Language, Nature and the Self

Inherited at such a young age, language appears an embedded, inherent function of human experience. It provides a lexical framework through which meaning can be communicated, shared, and recorded. Shakespeare’s deployment of variable meanings through puns endow language a dominant role in the creation of cultural tradition; language is a tool for persuasion and interaction. The figure of Caliban, however, punctures the hegemony of conventional linguistic traditions that seek to distinguish and categorize through naming. By creating space for alternative sounds, Caliban concomitantly reimagines the position of man in nature that initiates am early eco-consciousness.

Outside the dominant linguistic tradition, Caliban is degraded by epithets imposed by others. His identity is reduced to a variety of unfavorable epithets; he is “hag-born,” a “whelp,”; not “honoured with human shape,” and a “demi-devil,” “poor credulous monster,” “hag-seed” and “strange fish”. His foreign outward appearance — a “thing of darkness” — positions him as other and deny him appropriate nomenclature. As language is applied to Caliban, it is revealed as a tool of subordination and domination.

Alternatively figured in the logocentric Western tradition, language facilitates the defining features of humanity that distinguish man from beast. Prospero (or Miranda? seems there is textual confusion) lectures Caliban: before I “Took pains to make thee / speak” you “wouldst gabble like / A thing most brutish” (1. 2. 355, 357-8). The definitive sounds he is associated with, his “gabble,” is a word initiated by Shakespeare, who’s use is the first listed reference in the OED on “the inarticulate noises made by animals.” Understood as unable to speak, Caliban cannot interact with representations of meaning and thus denied integration into civilized society.

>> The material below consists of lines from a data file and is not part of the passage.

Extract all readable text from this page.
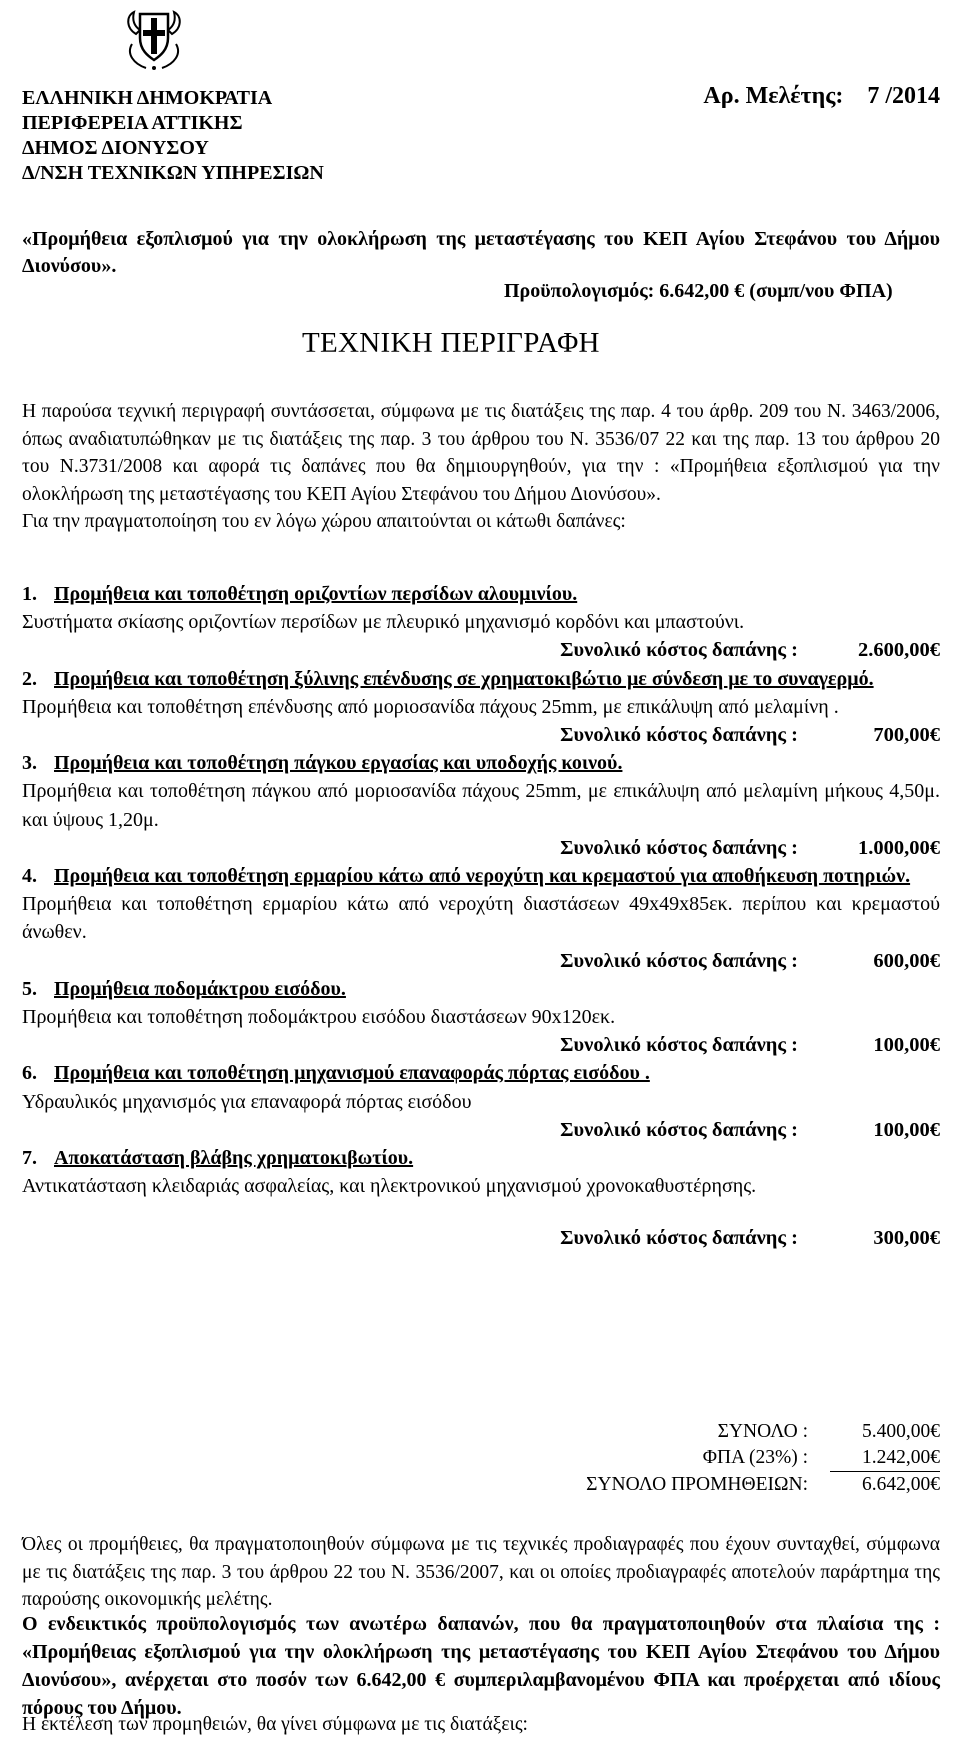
ΕΛΛΗΝΙΚΗ ΔΗΜΟΚΡΑΤΙΑ
ΠΕΡΙΦΕΡΕΙΑ ΑΤΤΙΚΗΣ
ΔΗΜΟΣ ΔΙΟΝΥΣΟΥ
Δ/ΝΣΗ ΤΕΧΝΙΚΩΝ ΥΠΗΡΕΣΙΩΝ
Αρ. Μελέτης: 7 /2014
«Προμήθεια εξοπλισμού για την ολοκλήρωση της μεταστέγασης του ΚΕΠ Αγίου Στεφάνου του Δήμου Διονύσου».
Προϋπολογισμός: 6.642,00 € (συμπ/νου ΦΠΑ)
ΤΕΧΝΙΚΗ ΠΕΡΙΓΡΑΦΗ
Η παρούσα τεχνική περιγραφή συντάσσεται, σύμφωνα με τις διατάξεις της παρ. 4 του άρθρ. 209 του Ν. 3463/2006, όπως αναδιατυπώθηκαν με τις διατάξεις της παρ. 3 του άρθρου του Ν. 3536/07 22 και της παρ. 13 του άρθρου 20 του Ν.3731/2008 και αφορά τις δαπάνες που θα δημιουργηθούν, για την : «Προμήθεια εξοπλισμού για την ολοκλήρωση της μεταστέγασης του ΚΕΠ Αγίου Στεφάνου του Δήμου Διονύσου».
Για την πραγματοποίηση του εν λόγω χώρου απαιτούνται οι κάτωθι δαπάνες:
1. Προμήθεια και τοποθέτηση οριζοντίων περσίδων αλουμινίου.
Συστήματα σκίασης οριζοντίων περσίδων με πλευρικό μηχανισμό κορδόνι και μπαστούνι.
Συνολικό κόστος δαπάνης :	2.600,00€
2. Προμήθεια και τοποθέτηση ξύλινης επένδυσης σε χρηματοκιβώτιο με σύνδεση με το συναγερμό.
Προμήθεια και τοποθέτηση επένδυσης από μοριοσανίδα πάχους 25mm, με επικάλυψη από μελαμίνη .
Συνολικό κόστος δαπάνης :	700,00€
3. Προμήθεια και τοποθέτηση πάγκου εργασίας και υποδοχής κοινού.
Προμήθεια και τοποθέτηση πάγκου από μοριοσανίδα πάχους 25mm, με επικάλυψη από μελαμίνη μήκους 4,50μ. και ύψους 1,20μ.
Συνολικό κόστος δαπάνης :	1.000,00€
4. Προμήθεια και τοποθέτηση ερμαρίου κάτω από νεροχύτη και κρεμαστού για αποθήκευση ποτηριών.
Προμήθεια και τοποθέτηση ερμαρίου κάτω από νεροχύτη διαστάσεων 49x49x85εκ. περίπου και κρεμαστού άνωθεν.
Συνολικό κόστος δαπάνης :	600,00€
5. Προμήθεια ποδομάκτρου εισόδου.
Προμήθεια και τοποθέτηση ποδομάκτρου εισόδου διαστάσεων 90x120εκ.
Συνολικό κόστος δαπάνης :	100,00€
6. Προμήθεια και τοποθέτηση μηχανισμού επαναφοράς πόρτας εισόδου .
Υδραυλικός μηχανισμός για επαναφορά πόρτας εισόδου
Συνολικό κόστος δαπάνης :	100,00€
7. Αποκατάσταση βλάβης χρηματοκιβωτίου.
Αντικατάσταση κλειδαριάς ασφαλείας, και ηλεκτρονικού μηχανισμού χρονοκαθυστέρησης.
Συνολικό κόστος δαπάνης :	300,00€
ΣΥΝΟΛΟ :	5.400,00€
ΦΠΑ (23%) :	1.242,00€
ΣΥΝΟΛΟ ΠΡΟΜΗΘΕΙΩΝ:	6.642,00€
Όλες οι προμήθειες, θα πραγματοποιηθούν σύμφωνα με τις τεχνικές προδιαγραφές που έχουν συνταχθεί, σύμφωνα με τις διατάξεις της παρ. 3 του άρθρου 22 του Ν. 3536/2007, και οι οποίες προδιαγραφές αποτελούν παράρτημα της παρούσης οικονομικής μελέτης.
Ο ενδεικτικός προϋπολογισμός των ανωτέρω δαπανών, που θα πραγματοποιηθούν στα πλαίσια της : «Προμήθειας εξοπλισμού για την ολοκλήρωση της μεταστέγασης του ΚΕΠ Αγίου Στεφάνου του Δήμου Διονύσου», ανέρχεται στο ποσόν των 6.642,00 € συμπεριλαμβανομένου ΦΠΑ και προέρχεται από ιδίους πόρους του Δήμου.
Η εκτέλεση των προμηθειών, θα γίνει σύμφωνα με τις διατάξεις:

In her cogent assessment of the failings of postcolonial studies entitled Can the Subaltern Speak?, Gayatri Spivak writes that “staging of the world in representation” … “dissimilates the need for “heroes,” paternal proxies, agents of power” (33). Representation, manifest in the logocentrism of the Western tradition, not only denies and silences alternative forms of knowledge, but also determines the available avenues for articulation that constitute defensible knowledge in the first place. The communicative traditions we occupy infiltrate the images of self, influencing a view of our relative distinctiveness or unity. Our available linguistic tools direct and define out interactions with each other and our environment.

Caliban attempts to assert meaning outside language, offering an alternative that entertains expression in the “sounds and sweet air of the isle” (3. 2. 130). Though fearful for those unfamiliar, the abundant “voices” of nature are a source of tranquility for Caliban. In lyrical communion with nature, he privileges harmony of sound in contrast to the “profits” of his educated language which enable him to “curse.”  While the sounds of nature “delight and hurt not,” his “curse” conversely sounds dissonant harm. Language, the process of naming, force of domination and control. It provides a toolset to harness nature, categorize and define sounds, claim them for personal service. The alternative philosophy concomitant to Caliban’s holistic engagement with sound anticipates an eco-consciousness that compels unity over nominal distinction. Caliban’s difficulty in participating in the dominant discursive tradition renders him, like the nature that is being codified and divided, vulnerable to exploitation.